Joseph L. Bower is the Donald K. David Professor of Business Administration, Emeritus, at Harvard Business School, where he has been a leader in general management for over five decades. His research has focused on the challenges involved in leading companies as they deal with important changes in the economic, social, and political environment. His books have examined government efforts to shape the restructuring of industries (When Markets Quake), the crafting of strategy through resource allocation and CEO succession (From Resource Allocation to Strategy and The CEO Within), and the interaction of business and government in the United States (Two Faces of Management). With Lynn Paine he cowrote the 2017 Harvard Business Review article, “The Error at the Heart of Corporate Leadership,” which examines the strategic costs of short-term focus on maximizing stock price. Previously, Bower served as Senior Associate Dean of Harvard Business School, founding Chairman of the school’s General Management Program, cofounder of the Harvard Kennedy School’s Senior Managers in Government program, and codeveloper of the Kennedy School’s course in public management. In addition, he recently developed a new course on strategic management in the public sector. Bower currently serves on a number of company and nonprofit boards.

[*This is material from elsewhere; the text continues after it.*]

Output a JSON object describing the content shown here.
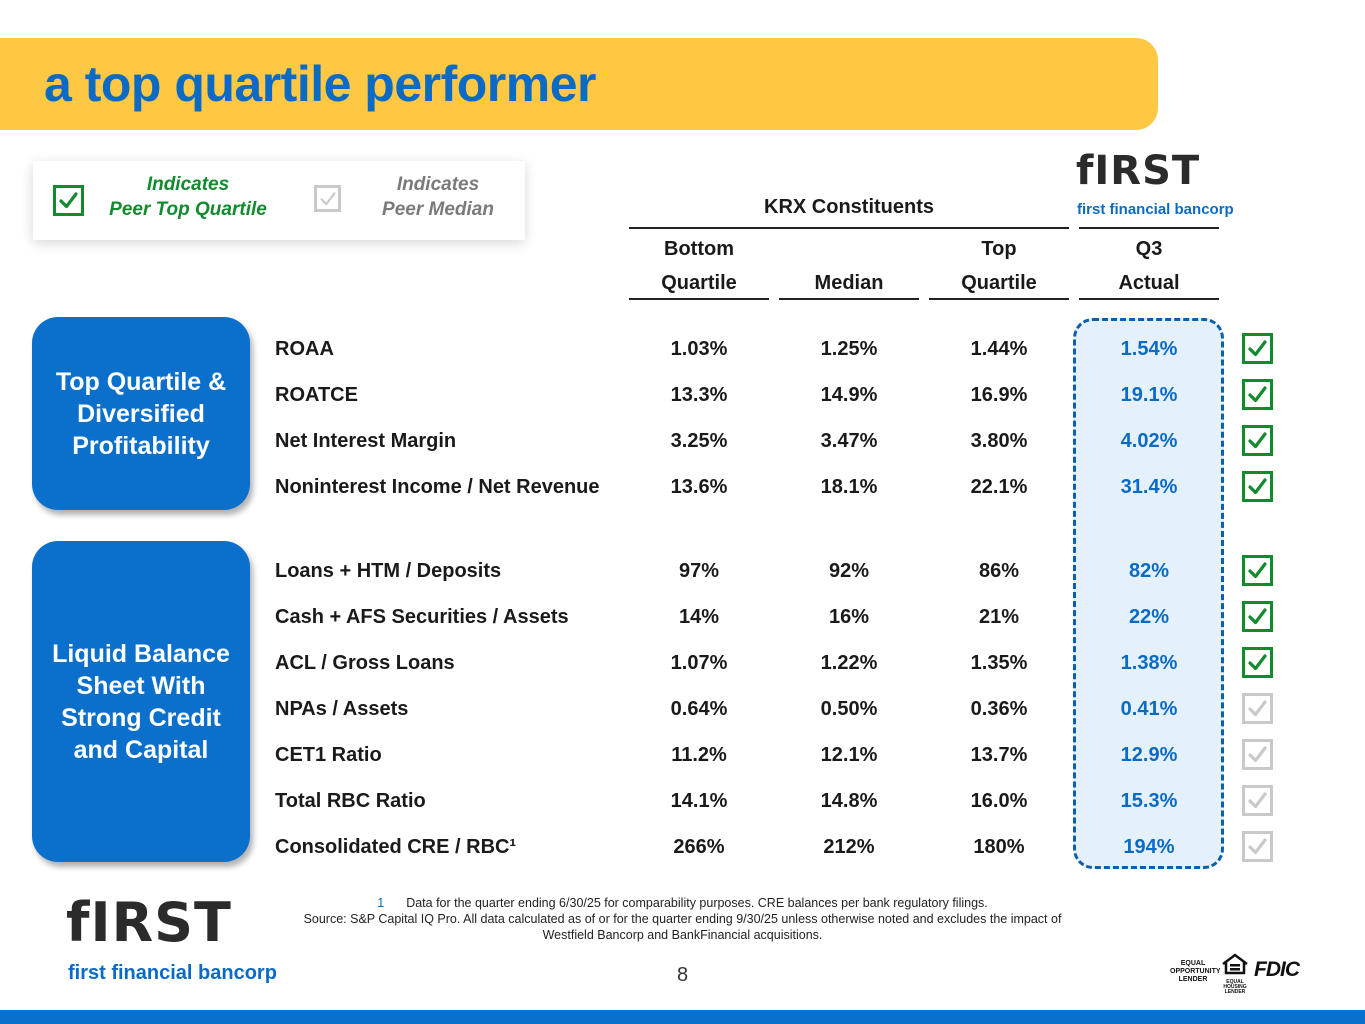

Herman B. “Dutch” Leonard is the Eliot I. Snider and Family Professor of Business Administration at Harvard Business School and Cochair of the school’s Social Enterprise Initiative. He is also the George F. Baker, Jr., Professor of Public Sector Management and Cochair of the Program on Crisis Leadership at the Harvard Kennedy School. His work at Harvard Business School has focused on corporate social responsibility and the leadership of socially oriented components of business organizations. His work at the Kennedy School focuses on the management of large-scale risk. Leonard is the author of Checks Unbalanced, a book about off-budget spending and commitments by government. In addition, he is a coauthor of Entrepreneurship in the Social Sector, a casebook that focuses on major change in socially mission-driven organizations, and a coeditor of Managing Crises and Public Health Preparedness, two casebooks about the management of large-scale risk events. He holds a PhD in economics.

Lynn S. Paine is the John G. McLean Professor of Business Administration and Senior Associate Dean for International Development at Harvard Business School. She has written widely on leadership and corporate governance, with a focus on achieving both ethical and financial excellence. Her most recent articles for Harvard Business Review include “A Guide to the Big Ideas and Debates in Corporate Governance,” “Sustainability in the Boardroom,” and (with Joseph Bower) “The Error at the Heart of Corporate Leadership.” Her books include Value Shift and Cases in Leadership, Ethics, and Organizational Integrity. Cofounder of the required MBA course, Leadership and Corporate Accountability, she currently cochairs the school’s programs on corporate governance and boards of directors. She has served on numerous boards and advisory panels, including the Conference Board’s blue-ribbon Commission on Public Trust and Private Enterprise following the collapse of Enron and the Conference Board’s Task Force on Executive Compensation following the financial crisis of 2008.